If fear is the first theological problem with evangelicals’ love affair with guns, the other theological problem is a sometimes very binary understanding of good and evil, of whose life is valuable and whose is not. According to Schenck, “If you see the world as very narrow and there’s a certain narrow category of good people whose lives should be preserved. And then there’s all these other very bad creatures whose lives don’t matter or can be easily taken, that contradicts God’s view of the world. Because His love is equal, even for the menace, even for the enemy, even for bad actor and for the enemy. God’s love is immense and perfect. So that affects everything about how you believe, how you practice, how you interact with other human beings, how you treat them, and that’s the point. … In the life and teaching of Christ, He keeps going back to how you treat others.” Do we view some people as disposable and others as worthy of life?

In a lunch conversation with fellow prolife activists, one of them accuses Schenck with some pretty harsh words: “You’re living in a delusional fantasy land that you created for yourself in the ivory towers of Washington DC. You don’t live in the real world.”

Schenck thoughtfully and pointedly turns that critique around: “I could easily say, you’re living in a delusional world of men in white hats and black hats, and the white hats know where to fire and how to fire, and they win every time, they take out the bad guy.

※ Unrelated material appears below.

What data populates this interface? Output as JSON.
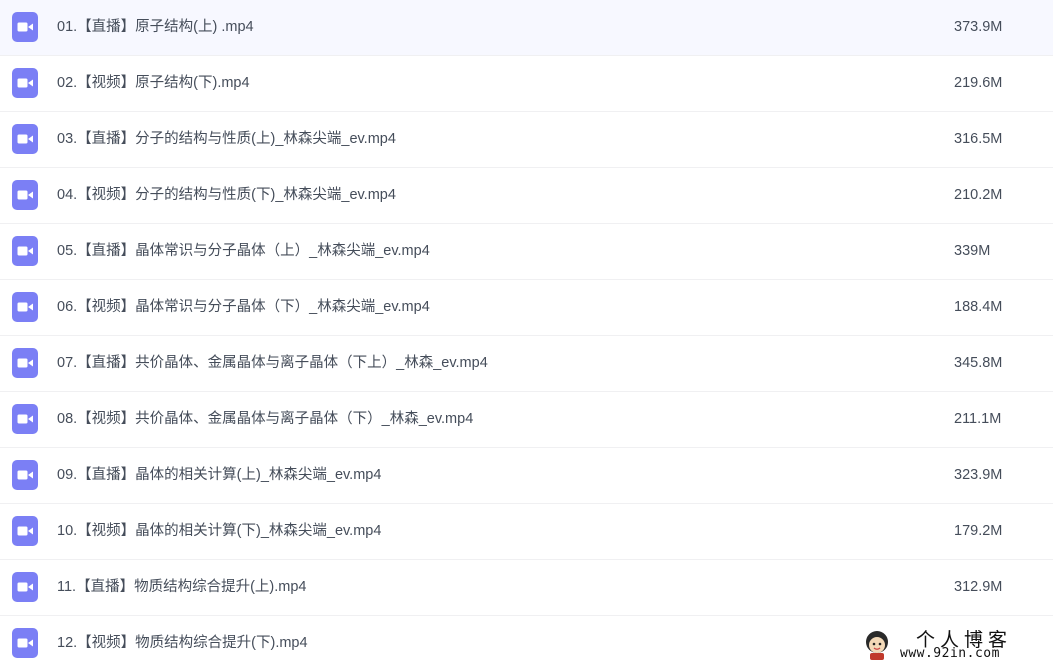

The way I perceive it, that’s not the way it happens in a violent confrontation when bullets are flying. Drawing a bead and firing the silver bullet and ending the melee and everything comes back to peace and quiet does not comport with reality.”

Indeed. And this rebuttal gets at why the debate over guns in America these days is so intractable: The whole scenario Schenck describes is deeply lodged in our sense of national identity, particularly as white Americans. Our love of guns is fiercely tied to a national myth of the strong Western hero. It says to us, “I’m the good guy.” Who would we even be without our national myth?

Beyond that, it’s deeply painful to even consider that we all have parts of our hearts that are not good. Yes, even Christians. Christians break all the Ten Commandments. Christians break the law. Christians do terrible things. Those who argue that we need guns just to protect ourselves from all the non-Christians are deluding themselves. Christians do evil things too. It’s painful to admit that reality is more nuanced than that. It’s painful to admit we might shoot and make a mistake. It’s painful to admit that God loves even those people who have done terrible deeds. It’s painful to admit that we could end up being one of those people. We want to hear words that soothe our ears: “You’re the good guy. You rescue people. You fight bad guys. You’re different than these other guys.” But I wonder if we have any business owning guns unless we are willing to plumb the depths of our own capacity for evil.